Saturday, September 9, 2017

Checking the Drysuit

Those are Jean's fingers at the shoulders holding up
the drysuit she has disappeared behind.
The days are getting shorter, the nights cooler, and summer is gone.  The good news is that seasonal cycles bring us back to fall, one of the shoulder seasons, and for most people, the best one.  It also means that squirrels and monarch butterflies will soon be facing harder times, and they remind us that we will as well.  With the coming winter, we will again bet our survivals on our drysuits or wetsuits.  If they are five years old, it’s best to check the gaskets and zippers.  If one gasket is dry rotted or torn, we know the others will follow in quick order.  If one needs replacing, replace them all.  Before we need to rely on them, and before the repair facilities get buried in suits needing work, now is the time to get them packaged and on their way. 
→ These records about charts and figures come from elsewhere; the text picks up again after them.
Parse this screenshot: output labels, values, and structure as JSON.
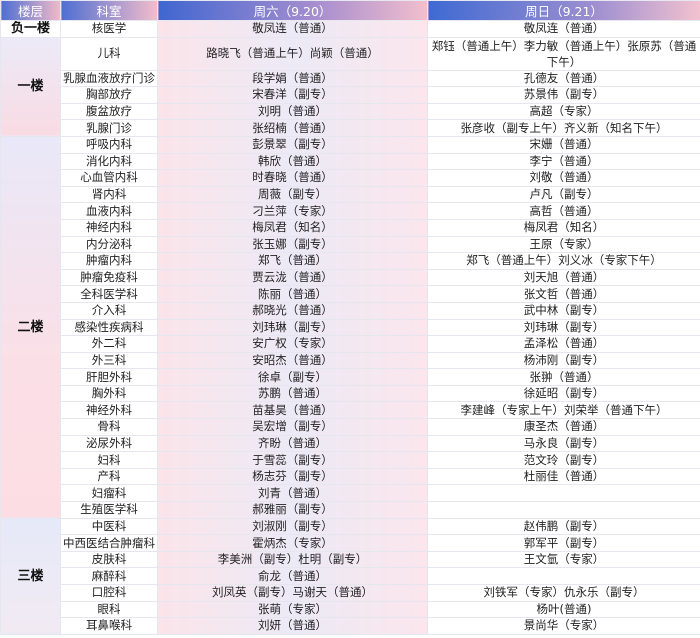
{
  "header": {
    "floor": "楼层",
    "dept": "科室",
    "sat": "周六（9.20）",
    "sun": "周日（9.21）"
  },
  "colors": {
    "header_blue": "#4d6fd3",
    "header_pink": "#f3b9c8",
    "sat_column": "#fbe4ea"
  },
  "floors": [
    {
      "name": "负一楼",
      "rows": [
        {
          "dept": "核医学",
          "sat": "敬凤连（普通）",
          "sun": "敬凤连（普通）"
        }
      ]
    },
    {
      "name": "一楼",
      "rows": [
        {
          "dept": "儿科",
          "sat": "路晓飞（普通上午）尚颖（普通）",
          "sun": "郑钰（普通上午）李力敏（普通上午）张原苏（普通下午）"
        },
        {
          "dept": "乳腺血液放疗门诊",
          "sat": "段学娟（普通）",
          "sun": "孔德友（普通）"
        },
        {
          "dept": "胸部放疗",
          "sat": "宋春洋（副专）",
          "sun": "苏景伟（副专）"
        },
        {
          "dept": "腹盆放疗",
          "sat": "刘明（普通）",
          "sun": "高超（专家）"
        },
        {
          "dept": "乳腺门诊",
          "sat": "张绍楠（普通）",
          "sun": "张彦收（副专上午）齐义新（知名下午）"
        }
      ]
    },
    {
      "name": "二楼",
      "rows": [
        {
          "dept": "呼吸内科",
          "sat": "彭景翠（副专）",
          "sun": "宋姗（普通）"
        },
        {
          "dept": "消化内科",
          "sat": "韩欣（普通）",
          "sun": "李宁（普通）"
        },
        {
          "dept": "心血管内科",
          "sat": "时春晓（普通）",
          "sun": "刘敬（普通）"
        },
        {
          "dept": "肾内科",
          "sat": "周薇（副专）",
          "sun": "卢凡（副专）"
        },
        {
          "dept": "血液内科",
          "sat": "刁兰萍（专家）",
          "sun": "高哲（普通）"
        },
        {
          "dept": "神经内科",
          "sat": "梅凤君（知名）",
          "sun": "梅凤君（知名）"
        },
        {
          "dept": "内分泌科",
          "sat": "张玉娜（副专）",
          "sun": "王原（专家）"
        },
        {
          "dept": "肿瘤内科",
          "sat": "郑飞（普通）",
          "sun": "郑飞（普通上午）刘义冰（专家下午）"
        },
        {
          "dept": "肿瘤免疫科",
          "sat": "贾云泷（普通）",
          "sun": "刘天旭（普通）"
        },
        {
          "dept": "全科医学科",
          "sat": "陈丽（普通）",
          "sun": "张文哲（普通）"
        },
        {
          "dept": "介入科",
          "sat": "郝晓光（普通）",
          "sun": "武中林（副专）"
        },
        {
          "dept": "感染性疾病科",
          "sat": "刘玮琳（副专）",
          "sun": "刘玮琳（副专）"
        },
        {
          "dept": "外二科",
          "sat": "安广权（专家）",
          "sun": "孟泽松（普通）"
        },
        {
          "dept": "外三科",
          "sat": "安昭杰（普通）",
          "sun": "杨沛刚（副专）"
        },
        {
          "dept": "肝胆外科",
          "sat": "徐卓（副专）",
          "sun": "张翀（普通）"
        },
        {
          "dept": "胸外科",
          "sat": "苏鹏（普通）",
          "sun": "徐延昭（副专）"
        },
        {
          "dept": "神经外科",
          "sat": "苗基昊（普通）",
          "sun": "李建峰（专家上午）刘荣举（普通下午）"
        },
        {
          "dept": "骨科",
          "sat": "吴宏增（副专）",
          "sun": "康圣杰（普通）"
        },
        {
          "dept": "泌尿外科",
          "sat": "齐盼（普通）",
          "sun": "马永良（副专）"
        },
        {
          "dept": "妇科",
          "sat": "于雪蕊（副专）",
          "sun": "范文玲（副专）"
        },
        {
          "dept": "产科",
          "sat": "杨志芬（副专）",
          "sun": "杜丽佳（普通）"
        },
        {
          "dept": "妇瘤科",
          "sat": "刘青（普通）",
          "sun": ""
        },
        {
          "dept": "生殖医学科",
          "sat": "郝雅丽（副专）",
          "sun": ""
        }
      ]
    },
    {
      "name": "三楼",
      "rows": [
        {
          "dept": "中医科",
          "sat": "刘淑刚（副专）",
          "sun": "赵伟鹏（副专）"
        },
        {
          "dept": "中西医结合肿瘤科",
          "sat": "霍炳杰（专家）",
          "sun": "郭军平（副专）"
        },
        {
          "dept": "皮肤科",
          "sat": "李美洲（副专）杜明（副专）",
          "sun": "王文氫（专家）"
        },
        {
          "dept": "麻醉科",
          "sat": "俞龙（普通）",
          "sun": ""
        },
        {
          "dept": "口腔科",
          "sat": "刘凤英（副专）马谢天（普通）",
          "sun": "刘铁军（专家）仇永乐（副专）"
        },
        {
          "dept": "眼科",
          "sat": "张萌（专家）",
          "sun": "杨叶(普通)"
        },
        {
          "dept": "耳鼻喉科",
          "sat": "刘妍（普通）",
          "sun": "景尚华（专家）"
        }
      ]
    }
  ]
}
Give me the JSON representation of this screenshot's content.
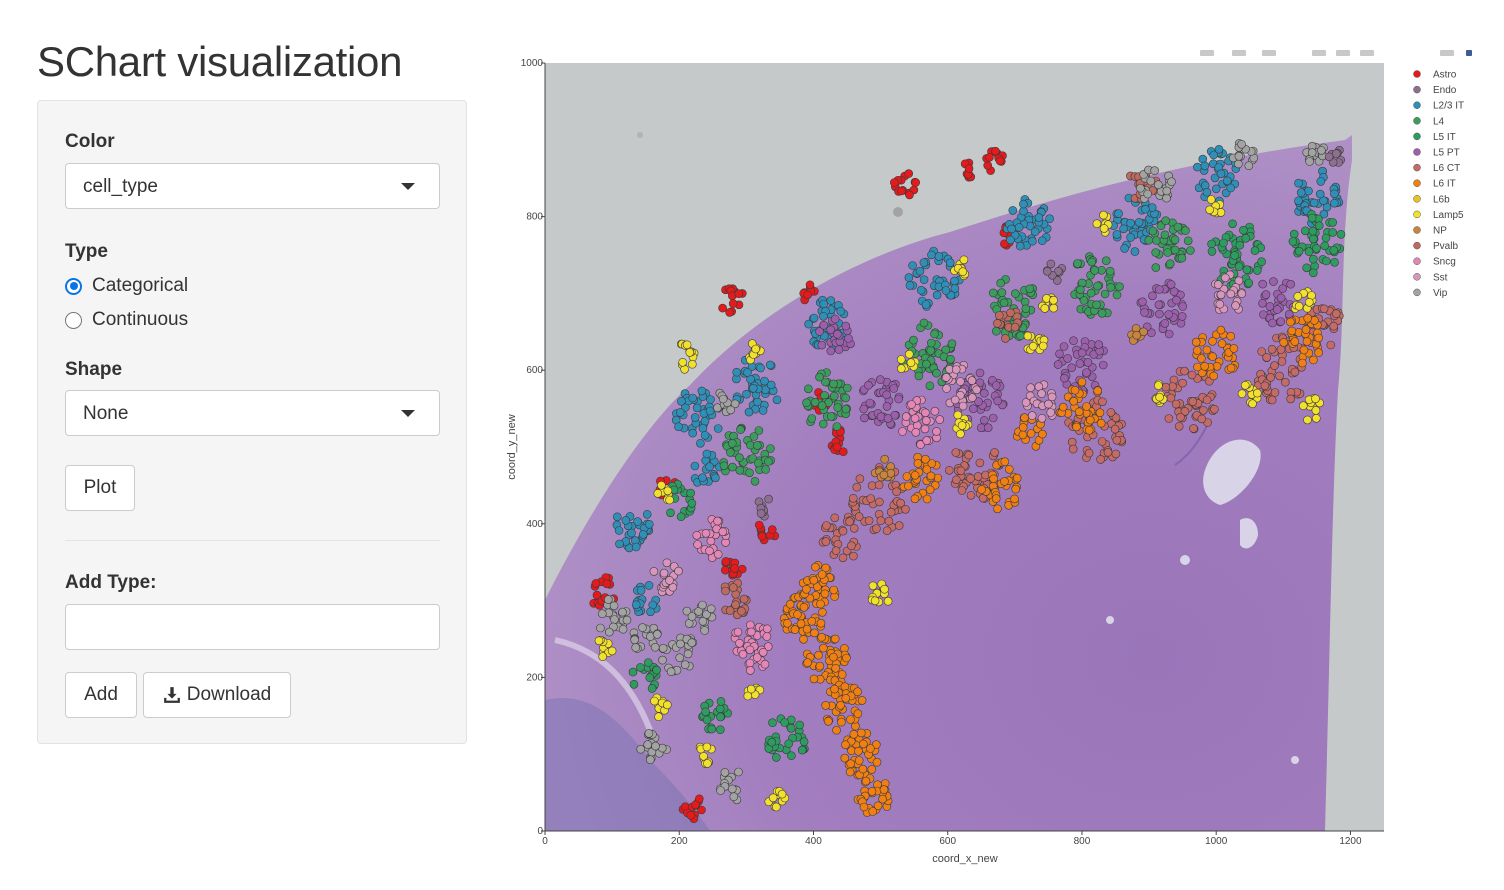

My drysuit is a Stohlquist.  I called them to discuss the work I needed, and they gave me the contact information for their authorized repair facility, and a shipping authorization.  The one part of their coverage that has always distressed me, however, is the assurance that they can handle punctures from snake bites.  I would rather not have to utilize that service, but thanks anyhow.  I did have both sleeve gaskets and the neck gasket replaced.  Not only was the work beautifully done, but they also cleaned the suit so it came back looking brand new.  As long as the water doesn’t turn hard, I and my Stohlquist are ready.  Thank you, Stohlquist.